HealthDay News — When schools open their doors this fall, teachers and students who are vaccinated can enter without masks, according to new guidance issued Friday by the U.S. Centers for Disease Control and Prevention.
The relaxed recommendation comes as a national vaccination campaign in which children as young as 12 years can get COVID-19 shots unfolds, accompanied by a general decline in COVID-19 hospitalizations and deaths.
The CDC is not advising schools to require shots for teachers and vaccine-eligible children. Also, the agency is not offering guidance on how teachers can know which students are vaccinated or how parents will know which teachers are immunized, the Associated Press reported. Schools should continue to space children — and their desks — 3 feet apart in classrooms, the new CDC guidance says. But the agency stressed that spacing should not be an obstacle to getting children back in schools. And it said distancing is not required among fully vaccinated students or staff.

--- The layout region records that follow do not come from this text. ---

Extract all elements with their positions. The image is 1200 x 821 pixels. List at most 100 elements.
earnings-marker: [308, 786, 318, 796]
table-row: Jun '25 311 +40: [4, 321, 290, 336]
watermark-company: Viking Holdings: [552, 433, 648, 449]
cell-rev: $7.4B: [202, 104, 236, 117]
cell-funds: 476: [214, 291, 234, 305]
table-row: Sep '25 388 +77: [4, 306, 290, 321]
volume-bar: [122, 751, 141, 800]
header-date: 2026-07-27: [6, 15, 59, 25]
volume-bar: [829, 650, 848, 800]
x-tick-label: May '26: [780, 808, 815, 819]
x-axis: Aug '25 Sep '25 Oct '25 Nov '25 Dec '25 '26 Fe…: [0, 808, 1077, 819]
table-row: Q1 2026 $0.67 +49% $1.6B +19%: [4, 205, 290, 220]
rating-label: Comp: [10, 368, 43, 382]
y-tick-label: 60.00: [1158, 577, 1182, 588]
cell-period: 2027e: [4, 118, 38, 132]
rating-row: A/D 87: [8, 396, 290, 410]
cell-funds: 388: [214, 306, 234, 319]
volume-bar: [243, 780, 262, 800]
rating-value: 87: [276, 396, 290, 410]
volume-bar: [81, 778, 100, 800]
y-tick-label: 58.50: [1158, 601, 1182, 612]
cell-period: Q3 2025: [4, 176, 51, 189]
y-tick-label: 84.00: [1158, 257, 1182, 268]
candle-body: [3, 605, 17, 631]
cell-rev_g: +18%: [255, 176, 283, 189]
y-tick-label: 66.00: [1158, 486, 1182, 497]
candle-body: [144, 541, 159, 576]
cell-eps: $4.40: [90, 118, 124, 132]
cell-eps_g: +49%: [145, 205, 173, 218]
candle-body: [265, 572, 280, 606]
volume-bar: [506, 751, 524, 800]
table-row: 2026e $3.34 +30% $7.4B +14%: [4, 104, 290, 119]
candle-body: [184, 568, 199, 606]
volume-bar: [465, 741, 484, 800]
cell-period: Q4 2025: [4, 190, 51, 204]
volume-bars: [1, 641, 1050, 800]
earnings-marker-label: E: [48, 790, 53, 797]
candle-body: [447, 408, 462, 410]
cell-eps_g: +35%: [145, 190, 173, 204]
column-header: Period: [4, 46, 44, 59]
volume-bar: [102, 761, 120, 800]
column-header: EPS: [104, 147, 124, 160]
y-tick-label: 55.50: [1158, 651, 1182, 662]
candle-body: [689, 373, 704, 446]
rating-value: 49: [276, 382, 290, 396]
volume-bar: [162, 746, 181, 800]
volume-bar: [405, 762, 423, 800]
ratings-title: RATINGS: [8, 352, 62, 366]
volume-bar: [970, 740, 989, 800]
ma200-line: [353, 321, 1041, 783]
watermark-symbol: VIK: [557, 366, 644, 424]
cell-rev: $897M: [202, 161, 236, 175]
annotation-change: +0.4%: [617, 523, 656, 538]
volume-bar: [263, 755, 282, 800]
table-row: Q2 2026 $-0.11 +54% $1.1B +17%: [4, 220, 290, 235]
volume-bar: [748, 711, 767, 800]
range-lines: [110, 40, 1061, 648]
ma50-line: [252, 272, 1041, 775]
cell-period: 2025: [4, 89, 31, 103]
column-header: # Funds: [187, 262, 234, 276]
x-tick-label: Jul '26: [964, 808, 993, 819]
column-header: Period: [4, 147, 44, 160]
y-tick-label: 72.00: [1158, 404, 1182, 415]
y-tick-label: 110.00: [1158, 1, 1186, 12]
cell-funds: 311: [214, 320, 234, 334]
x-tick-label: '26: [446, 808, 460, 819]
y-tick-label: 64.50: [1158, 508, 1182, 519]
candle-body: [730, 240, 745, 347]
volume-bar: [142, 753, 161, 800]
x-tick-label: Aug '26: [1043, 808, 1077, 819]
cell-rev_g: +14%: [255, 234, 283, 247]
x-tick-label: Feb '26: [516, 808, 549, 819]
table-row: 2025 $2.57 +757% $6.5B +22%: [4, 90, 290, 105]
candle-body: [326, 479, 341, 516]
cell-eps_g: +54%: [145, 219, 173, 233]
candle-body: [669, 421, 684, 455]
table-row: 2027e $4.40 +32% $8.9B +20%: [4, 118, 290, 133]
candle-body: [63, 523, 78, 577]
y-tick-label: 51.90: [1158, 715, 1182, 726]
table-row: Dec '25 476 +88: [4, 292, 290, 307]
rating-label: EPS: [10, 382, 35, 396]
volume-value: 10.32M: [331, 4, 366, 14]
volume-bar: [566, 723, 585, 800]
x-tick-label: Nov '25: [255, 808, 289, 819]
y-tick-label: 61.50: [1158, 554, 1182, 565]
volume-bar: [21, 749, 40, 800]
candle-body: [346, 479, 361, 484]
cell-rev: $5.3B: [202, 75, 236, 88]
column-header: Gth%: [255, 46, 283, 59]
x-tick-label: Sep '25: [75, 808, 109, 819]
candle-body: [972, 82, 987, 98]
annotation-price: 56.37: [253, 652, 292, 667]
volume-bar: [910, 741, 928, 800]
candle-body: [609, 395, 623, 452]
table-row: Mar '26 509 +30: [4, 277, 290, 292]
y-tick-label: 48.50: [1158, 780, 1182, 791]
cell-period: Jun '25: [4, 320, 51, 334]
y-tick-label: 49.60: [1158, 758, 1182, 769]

All of this may prove tricky to execute, which is why the CDC is advising schools to make decisions that make the most sense, Erin Sauber-Schatz, Ph.D., M.P.H., who leads the CDC task force that prepares such recommendations, told the AP. The biggest issues will be at middle schools where some students are eligible for shots and others are not. If sorting vaccinated and unvaccinated students proves too burdensome, administrators might choose to just keep a masking policy in place for everyone.
Widespread mask-wearing is expected to continue this fall in some of the nation’s largest school districts: In Detroit, everyone will be required to wear a mask unless everyone in the classroom has been vaccinated, the AP reported. But masks will not be mandated in Houston schools. Philadelphia was planning to require masks, but on Friday, a spokesperson said the school district is now reviewing its policy based on the CDC guidance, the AP said.